Cependant, l’une des plus grandes préoccupations concernant le déménagement en Arabie Saoudite est la valeur marchande. Même les plus grands acteurs qui ont abandonné l’Europe pour les richesses de l’autre côté du désert ont subi une chute massive de leur valeur de transfert.
Un jeune joueur français effectuant le même transfert pourrait rencontrer des problèmes similaires, les clubs européens étant réticents à payer des honoraires raisonnables pour des joueurs venant de la SPL.
Les clubs SPL sont-ils une option viable pour le réseautage multi-clubs ?
La SPL est souvent évoquée comme un pôle potentiel au sein d’un réseau multi-clubs plus large, surtout compte tenu de l’ampleur des investissements qui l’entourent.
En théorie, la SPL devrait être bien placée pour soutenir le partage des talents, l’alignement commercial et le développement à long terme des joueurs à travers plusieurs clubs.

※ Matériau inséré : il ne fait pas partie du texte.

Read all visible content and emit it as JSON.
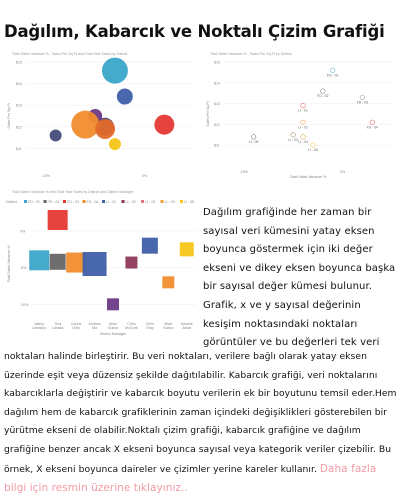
{
  "page": {
    "title": "Dağılım, Kabarcık ve Noktalı Çizim Grafiği",
    "paragraph_right": "Dağılım grafiğinde her zaman bir sayısal veri kümesini yatay eksen boyunca göstermek için iki değer ekseni ve dikey eksen boyunca başka bir sayısal değer kümesi bulunur. Grafik, x ve y sayısal değerinin kesişim noktasındaki noktaları görüntüler ve bu değerleri tek veri",
    "paragraph_bottom": "noktaları halinde birleştirir. Bu veri noktaları, verilere bağlı olarak yatay eksen üzerinde eşit veya düzensiz şekilde dağıtılabilir. Kabarcık grafiği, veri noktalarını kabarcıklarla değiştirir ve kabarcık boyutu verilerin ek bir boyutunu temsil eder.Hem dağılım hem de kabarcık grafiklerinin zaman içindeki değişiklikleri gösterebilen bir yürütme ekseni de olabilir.Noktalı çizim grafiği, kabarcık grafiğine ve dağılım grafiğine benzer ancak X ekseni boyunca sayısal veya kategorik veriler çizebilir. Bu örnek, X ekseni boyunca daireler ve çizimler yerine kareler kullanır. ",
    "link_text": "Daha fazla bilgi için resmin üzerine tıklayınız.."
  },
  "chart_data": [
    {
      "type": "scatter",
      "title": "Total Sales Variance % , Sales Per Sq Ft and Total Year Sales by District",
      "xlabel": "",
      "ylabel": "Sales Per Sq Ft",
      "ylim": [
        10,
        15
      ],
      "yticks": [
        "$15",
        "$14",
        "$13",
        "$12",
        "$11"
      ],
      "xticks": [
        "-10%",
        "0%"
      ],
      "points": [
        {
          "x": -3,
          "y": 14.6,
          "size": 13,
          "color": "#3aa6c9"
        },
        {
          "x": -2,
          "y": 13.4,
          "size": 8,
          "color": "#3f5fa8"
        },
        {
          "x": -5,
          "y": 12.5,
          "size": 7,
          "color": "#6c3a86"
        },
        {
          "x": -4,
          "y": 12.0,
          "size": 9,
          "color": "#3a3f7a"
        },
        {
          "x": -6,
          "y": 12.1,
          "size": 14,
          "color": "#f18d2e"
        },
        {
          "x": -4,
          "y": 11.9,
          "size": 10,
          "color": "#e46b2a"
        },
        {
          "x": 2,
          "y": 12.1,
          "size": 10,
          "color": "#e53935"
        },
        {
          "x": -9,
          "y": 11.6,
          "size": 6,
          "color": "#444c7a"
        },
        {
          "x": -3,
          "y": 11.2,
          "size": 6,
          "color": "#f5c518"
        }
      ]
    },
    {
      "type": "scatter",
      "title": "Total Sales Variance % , Sales Per Sq Ft by District",
      "xlabel": "Total Sales Variance %",
      "ylabel": "Sales Per Sq Ft",
      "ylim": [
        10,
        15
      ],
      "yticks": [
        "$15",
        "$14",
        "$13",
        "$12",
        "$11"
      ],
      "xticks": [
        "-10%",
        "0%"
      ],
      "points": [
        {
          "x": -1,
          "y": 14.6,
          "label": "FD - 01",
          "color": "#3aa6c9"
        },
        {
          "x": -2,
          "y": 13.6,
          "label": "FD - 02",
          "color": "#666666"
        },
        {
          "x": 2,
          "y": 13.3,
          "label": "FD - 03",
          "color": "#888888"
        },
        {
          "x": -4,
          "y": 12.9,
          "label": "LI - 01",
          "color": "#e53935"
        },
        {
          "x": 3,
          "y": 12.1,
          "label": "FD - 04",
          "color": "#e53935"
        },
        {
          "x": -4,
          "y": 12.1,
          "label": "LI - 02",
          "color": "#f18d2e"
        },
        {
          "x": -5,
          "y": 11.5,
          "label": "LI - 03",
          "color": "#8a6d3b"
        },
        {
          "x": -4,
          "y": 11.4,
          "label": "LI - 04",
          "color": "#d4a017"
        },
        {
          "x": -9,
          "y": 11.4,
          "label": "LI - 05",
          "color": "#555555"
        },
        {
          "x": -3,
          "y": 11.0,
          "label": "LI - 06",
          "color": "#f5c518"
        }
      ]
    },
    {
      "type": "scatter",
      "title": "Total Sales Variance % and Total Year Sales by District and District Manager",
      "xlabel": "District Manager",
      "ylabel": "Total Sales Variance %",
      "legend_title": "District",
      "legend": [
        "FD - 01",
        "FD - 02",
        "FD - 03",
        "FD - 04",
        "LI - 01",
        "LI - 02",
        "LI - 03",
        "LI - 04",
        "LI - 05"
      ],
      "categories": [
        "Valery Ushakov",
        "Tina Lassila",
        "Carlos Grilo",
        "Andrew Ma",
        "Allan Guinot",
        "Chris McGurk",
        "Chris Gray",
        "Brad Sutton",
        "Annelie Zubar"
      ],
      "yticks": [
        "0%",
        "-5%",
        "-10%"
      ],
      "points": [
        {
          "category": "Valery Ushakov",
          "y": -4.0,
          "size": 10,
          "color": "#3aa6c9"
        },
        {
          "category": "Tina Lassila",
          "y": 1.5,
          "size": 10,
          "color": "#e53935"
        },
        {
          "category": "Tina Lassila",
          "y": -4.2,
          "size": 8,
          "color": "#666666"
        },
        {
          "category": "Carlos Grilo",
          "y": -4.3,
          "size": 10,
          "color": "#f18d2e"
        },
        {
          "category": "Andrew Ma",
          "y": -4.5,
          "size": 12,
          "color": "#3f5fa8"
        },
        {
          "category": "Allan Guinot",
          "y": -10.0,
          "size": 6,
          "color": "#6c3a86"
        },
        {
          "category": "Chris McGurk",
          "y": -4.3,
          "size": 6,
          "color": "#8e3a5a"
        },
        {
          "category": "Chris Gray",
          "y": -2.0,
          "size": 8,
          "color": "#3f5fa8"
        },
        {
          "category": "Brad Sutton",
          "y": -7.0,
          "size": 6,
          "color": "#f18d2e"
        },
        {
          "category": "Annelie Zubar",
          "y": -2.5,
          "size": 7,
          "color": "#f5c518"
        }
      ]
    }
  ]
}
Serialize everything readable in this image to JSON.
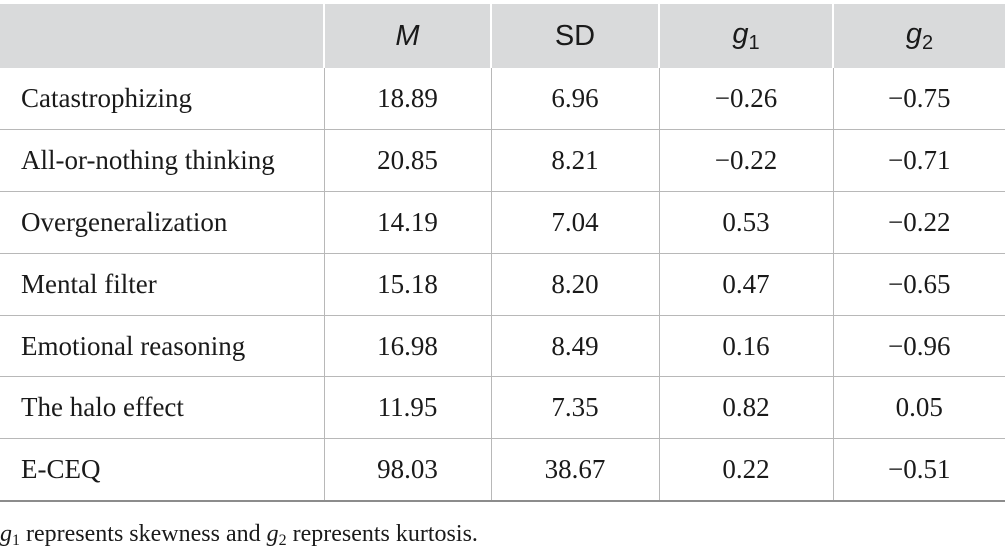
{
  "table": {
    "headers": [
      {
        "base": "",
        "sub": ""
      },
      {
        "base": "M",
        "sub": ""
      },
      {
        "base": "SD",
        "sub": ""
      },
      {
        "base": "g",
        "sub": "1"
      },
      {
        "base": "g",
        "sub": "2"
      }
    ],
    "rows": [
      {
        "label": "Catastrophizing",
        "m": "18.89",
        "sd": "6.96",
        "g1": "−0.26",
        "g2": "−0.75"
      },
      {
        "label": "All-or-nothing thinking",
        "m": "20.85",
        "sd": "8.21",
        "g1": "−0.22",
        "g2": "−0.71"
      },
      {
        "label": "Overgeneralization",
        "m": "14.19",
        "sd": "7.04",
        "g1": "0.53",
        "g2": "−0.22"
      },
      {
        "label": "Mental filter",
        "m": "15.18",
        "sd": "8.20",
        "g1": "0.47",
        "g2": "−0.65"
      },
      {
        "label": "Emotional reasoning",
        "m": "16.98",
        "sd": "8.49",
        "g1": "0.16",
        "g2": "−0.96"
      },
      {
        "label": "The halo effect",
        "m": "11.95",
        "sd": "7.35",
        "g1": "0.82",
        "g2": "0.05"
      },
      {
        "label": "E-CEQ",
        "m": "98.03",
        "sd": "38.67",
        "g1": "0.22",
        "g2": "−0.51"
      }
    ]
  },
  "note": {
    "part1_symbol": "g",
    "part1_sub": "1",
    "part2": " represents skewness and ",
    "part3_symbol": "g",
    "part3_sub": "2",
    "part4": " represents kurtosis."
  }
}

Cependant, le modèle est peu convaincant, surtout quand on considère la relation entre Newcastle United et leurs clubs saoudiens soutenus par les fonds d’investissement public (PIF).
Depuis la prise de contrôle de Newcastle par la PIF, de nombreuses sémiculations ont circulé sur la manière dont ils pourraient collaborer avec les clubs saoudiens. Mais les bénéfices ont été limités.
Si Newcastle peut utiliser les clubs saoudiens comme dépotoir pour les joueurs qui ne correspondent plus à leurs plans à long terme, ce n’est guère la base d’un écosystème multi-clubs sain.
Libérer des joueurs en surplus est transactionnel, pas développemental, et fait peu pour renforcer l’effectif de Newcastle ou soutenir leurs objectifs sportifs à long terme.
Newcastle ne peut pas de manière réaliste envoyer de jeunes joueurs ou marginals en SPL pour se développer à un niveau compétitif comparé aux grandes ligues européennes.
Pour qu’un réseau multi-clubs fonctionne, le déplacement des joueurs devrait au moins apporter de la valeur des deux côtés, ce qui n’arrive pas avec les clubs SPL dans la course.